Como ya anuncié en este blog, el pasado 15 de diciembre, la novela Hormigas en Sincairén fue presentada en sociedad. El lugar elegido fue el Ámbito cultural de El Corte Inglés.

 

La verdad es que la asistencia de público fue numerosa, pese a los inconvenientes de la fecha (comidas y cenas de empresas y una sorprendente y molesta lluvia de última hora). Lo cierto es que el lugar se quedó pequeño, incluso algunos de los asistentes tuvieron que seguir el acto de pie. De haber asistido todos los que fueron invitados de forma expresa, habríamos estado como sardinas en lata.

 

Vaya mi agradecimiento para todos aquellos que estuvieron acompañándome y demostrándome su apoyo y su cariño.
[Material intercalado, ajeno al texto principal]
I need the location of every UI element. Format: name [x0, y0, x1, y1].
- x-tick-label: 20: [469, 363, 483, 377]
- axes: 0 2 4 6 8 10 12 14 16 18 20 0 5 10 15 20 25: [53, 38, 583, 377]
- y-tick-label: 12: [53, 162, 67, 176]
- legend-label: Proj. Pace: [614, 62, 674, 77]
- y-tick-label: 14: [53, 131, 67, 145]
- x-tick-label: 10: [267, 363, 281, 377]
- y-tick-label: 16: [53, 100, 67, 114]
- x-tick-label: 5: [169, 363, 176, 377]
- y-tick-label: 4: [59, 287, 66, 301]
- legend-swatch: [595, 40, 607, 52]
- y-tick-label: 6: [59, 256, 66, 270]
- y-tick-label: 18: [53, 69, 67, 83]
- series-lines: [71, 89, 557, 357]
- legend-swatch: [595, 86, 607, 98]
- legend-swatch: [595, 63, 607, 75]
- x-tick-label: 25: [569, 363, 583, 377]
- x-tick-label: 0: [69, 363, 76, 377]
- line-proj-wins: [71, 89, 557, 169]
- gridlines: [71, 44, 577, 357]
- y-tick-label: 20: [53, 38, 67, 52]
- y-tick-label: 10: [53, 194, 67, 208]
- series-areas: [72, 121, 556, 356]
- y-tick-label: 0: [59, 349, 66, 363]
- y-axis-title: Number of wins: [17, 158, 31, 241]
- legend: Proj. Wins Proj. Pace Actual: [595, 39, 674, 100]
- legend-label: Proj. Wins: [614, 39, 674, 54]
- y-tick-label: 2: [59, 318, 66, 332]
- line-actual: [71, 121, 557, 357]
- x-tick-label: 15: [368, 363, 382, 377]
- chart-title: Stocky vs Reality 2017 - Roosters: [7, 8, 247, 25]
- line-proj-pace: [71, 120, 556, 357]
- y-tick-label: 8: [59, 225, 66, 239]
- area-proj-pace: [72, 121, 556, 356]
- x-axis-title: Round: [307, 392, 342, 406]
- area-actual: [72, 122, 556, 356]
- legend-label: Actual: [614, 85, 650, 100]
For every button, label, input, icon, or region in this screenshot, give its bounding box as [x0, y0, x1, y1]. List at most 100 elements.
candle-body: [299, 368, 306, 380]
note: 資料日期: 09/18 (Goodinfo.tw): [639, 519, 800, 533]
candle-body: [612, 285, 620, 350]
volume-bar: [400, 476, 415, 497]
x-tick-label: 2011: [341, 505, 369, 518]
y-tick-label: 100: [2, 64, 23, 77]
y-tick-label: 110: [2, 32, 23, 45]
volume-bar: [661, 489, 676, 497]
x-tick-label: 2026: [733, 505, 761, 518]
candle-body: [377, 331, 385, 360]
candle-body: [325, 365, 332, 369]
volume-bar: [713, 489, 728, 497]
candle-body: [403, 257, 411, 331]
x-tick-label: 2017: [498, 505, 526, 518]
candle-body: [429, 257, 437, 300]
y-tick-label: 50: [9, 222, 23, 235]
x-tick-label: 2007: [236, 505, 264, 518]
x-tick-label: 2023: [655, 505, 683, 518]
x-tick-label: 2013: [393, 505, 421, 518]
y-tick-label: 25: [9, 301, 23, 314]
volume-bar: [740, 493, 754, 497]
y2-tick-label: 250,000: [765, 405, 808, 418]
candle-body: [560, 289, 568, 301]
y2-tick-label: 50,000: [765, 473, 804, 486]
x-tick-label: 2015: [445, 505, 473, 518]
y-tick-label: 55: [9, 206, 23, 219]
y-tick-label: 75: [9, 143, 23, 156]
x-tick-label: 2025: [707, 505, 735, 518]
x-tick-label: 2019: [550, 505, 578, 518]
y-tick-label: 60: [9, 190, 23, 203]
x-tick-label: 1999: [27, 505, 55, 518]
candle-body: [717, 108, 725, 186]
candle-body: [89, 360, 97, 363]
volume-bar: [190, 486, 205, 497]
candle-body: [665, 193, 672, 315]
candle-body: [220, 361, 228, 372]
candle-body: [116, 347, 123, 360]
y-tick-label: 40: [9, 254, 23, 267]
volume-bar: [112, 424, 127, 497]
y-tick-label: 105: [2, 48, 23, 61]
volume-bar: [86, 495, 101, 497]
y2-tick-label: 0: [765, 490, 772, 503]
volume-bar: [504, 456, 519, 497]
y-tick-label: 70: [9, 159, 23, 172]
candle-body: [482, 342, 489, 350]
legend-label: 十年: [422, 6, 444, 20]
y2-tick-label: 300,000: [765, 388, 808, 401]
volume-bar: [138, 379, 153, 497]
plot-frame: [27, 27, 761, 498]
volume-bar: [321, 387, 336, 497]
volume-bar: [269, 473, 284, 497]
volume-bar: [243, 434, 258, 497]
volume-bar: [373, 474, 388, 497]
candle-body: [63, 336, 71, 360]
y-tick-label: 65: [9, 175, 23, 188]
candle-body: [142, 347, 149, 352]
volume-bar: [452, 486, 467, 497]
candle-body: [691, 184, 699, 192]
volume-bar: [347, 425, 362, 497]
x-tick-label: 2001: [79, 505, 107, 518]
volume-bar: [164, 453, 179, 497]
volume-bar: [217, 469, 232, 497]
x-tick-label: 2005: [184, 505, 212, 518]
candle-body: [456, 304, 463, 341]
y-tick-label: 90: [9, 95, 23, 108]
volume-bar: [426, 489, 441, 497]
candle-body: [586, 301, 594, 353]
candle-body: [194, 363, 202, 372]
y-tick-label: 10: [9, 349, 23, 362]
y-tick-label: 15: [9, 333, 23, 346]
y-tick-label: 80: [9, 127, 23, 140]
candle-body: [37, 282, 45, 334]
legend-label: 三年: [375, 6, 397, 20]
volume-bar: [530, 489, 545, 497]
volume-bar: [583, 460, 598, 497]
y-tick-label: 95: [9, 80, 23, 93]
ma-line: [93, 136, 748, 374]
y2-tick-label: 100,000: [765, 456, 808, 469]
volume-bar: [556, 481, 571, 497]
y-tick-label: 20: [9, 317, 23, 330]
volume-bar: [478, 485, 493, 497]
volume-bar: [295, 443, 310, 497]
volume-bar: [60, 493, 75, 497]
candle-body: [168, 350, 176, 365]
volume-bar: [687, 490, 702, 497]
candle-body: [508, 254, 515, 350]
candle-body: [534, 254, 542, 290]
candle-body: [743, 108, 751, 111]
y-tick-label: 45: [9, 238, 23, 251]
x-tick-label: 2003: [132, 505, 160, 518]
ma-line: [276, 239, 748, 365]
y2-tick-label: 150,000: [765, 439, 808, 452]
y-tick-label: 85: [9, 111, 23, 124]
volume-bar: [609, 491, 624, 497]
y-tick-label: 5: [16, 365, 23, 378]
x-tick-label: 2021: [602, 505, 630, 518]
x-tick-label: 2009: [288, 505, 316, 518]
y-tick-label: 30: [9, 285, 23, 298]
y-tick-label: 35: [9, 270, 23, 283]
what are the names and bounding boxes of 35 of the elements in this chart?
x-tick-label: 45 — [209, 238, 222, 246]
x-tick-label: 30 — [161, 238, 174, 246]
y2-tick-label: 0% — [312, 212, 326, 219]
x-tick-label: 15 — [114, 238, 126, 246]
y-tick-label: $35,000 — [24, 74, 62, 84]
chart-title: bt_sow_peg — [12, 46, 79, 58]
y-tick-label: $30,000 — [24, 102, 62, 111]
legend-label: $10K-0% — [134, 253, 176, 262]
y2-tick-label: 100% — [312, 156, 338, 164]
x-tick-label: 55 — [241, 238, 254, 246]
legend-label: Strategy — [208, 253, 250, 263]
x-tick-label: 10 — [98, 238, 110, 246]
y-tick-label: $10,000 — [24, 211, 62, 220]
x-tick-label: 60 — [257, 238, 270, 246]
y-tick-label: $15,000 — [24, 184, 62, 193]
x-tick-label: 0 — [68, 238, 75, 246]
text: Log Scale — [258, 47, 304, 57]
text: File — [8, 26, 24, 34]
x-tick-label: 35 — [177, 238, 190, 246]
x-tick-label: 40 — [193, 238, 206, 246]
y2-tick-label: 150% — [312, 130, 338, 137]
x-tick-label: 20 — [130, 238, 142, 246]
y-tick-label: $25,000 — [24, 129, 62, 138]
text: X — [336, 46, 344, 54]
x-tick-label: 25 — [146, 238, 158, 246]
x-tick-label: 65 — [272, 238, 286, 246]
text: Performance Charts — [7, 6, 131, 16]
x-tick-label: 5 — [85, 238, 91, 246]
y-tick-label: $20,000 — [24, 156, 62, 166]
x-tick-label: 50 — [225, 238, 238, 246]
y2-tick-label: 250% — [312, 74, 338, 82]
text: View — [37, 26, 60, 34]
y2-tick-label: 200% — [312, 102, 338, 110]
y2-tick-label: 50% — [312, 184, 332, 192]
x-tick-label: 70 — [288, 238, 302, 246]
Gracias de corazón, muy especialmente a aquellos que no viven en Alicante, como Pedro, por ejemplo, o a quien se metió un puñado de kilómetros entre pecho y espalda (mi hermano Jose, mi cuñada Adela y mis cuñados, Tita, Coco y Mariano), pero, sobre todo a María (un beso enorme para ella) que, sin lazos de parentesco de por medio y pese a tener una comida de empresa en Valencia, no quiso dejar de acompañarme.

 

 

 

Gracias a José Antonio, gerente de ECU y, de manera especial a Andrea, a la que se ve en la primera de las fotos junto al trípode, que me consta fue la responsable directa de las referencias y los elogios a la novela en el texto de presentación.

 

 

Lo de Rafa merece capítulo aparte y una mención especial, no solo por el cariño con el que habló de mí y de nuestra relación de amistad, sino por el excelente análisis que hizo de la novela y su extraordinaria exposición, resuelta de forma maravillosa.

 

 

En fin, ahora toca la parte más difícil y complicada: conseguir que la novela inicie una andadura y pueda ocupar un lugar en el corazón de los lectores, aunque solo sea un trocito pequeño.

 

 

 

 

Si así ocurriera, únicamente sería posible gracias al impulso de todos aquellos que encuentren en ella los motivos suficientes para su recomendación o, como he repetido en varias ocasiones, gracias a  los lectores que se conviertan en embajadores de Sincairén. Mi agradecimiento de antemano a todos ellos.

 

 

 

Aprovecho para felicitaros la fiestas navideñas y desearos un feliz año nuevo. Que la ventura de los nuevos vientos impulsen las velas de Sincairén.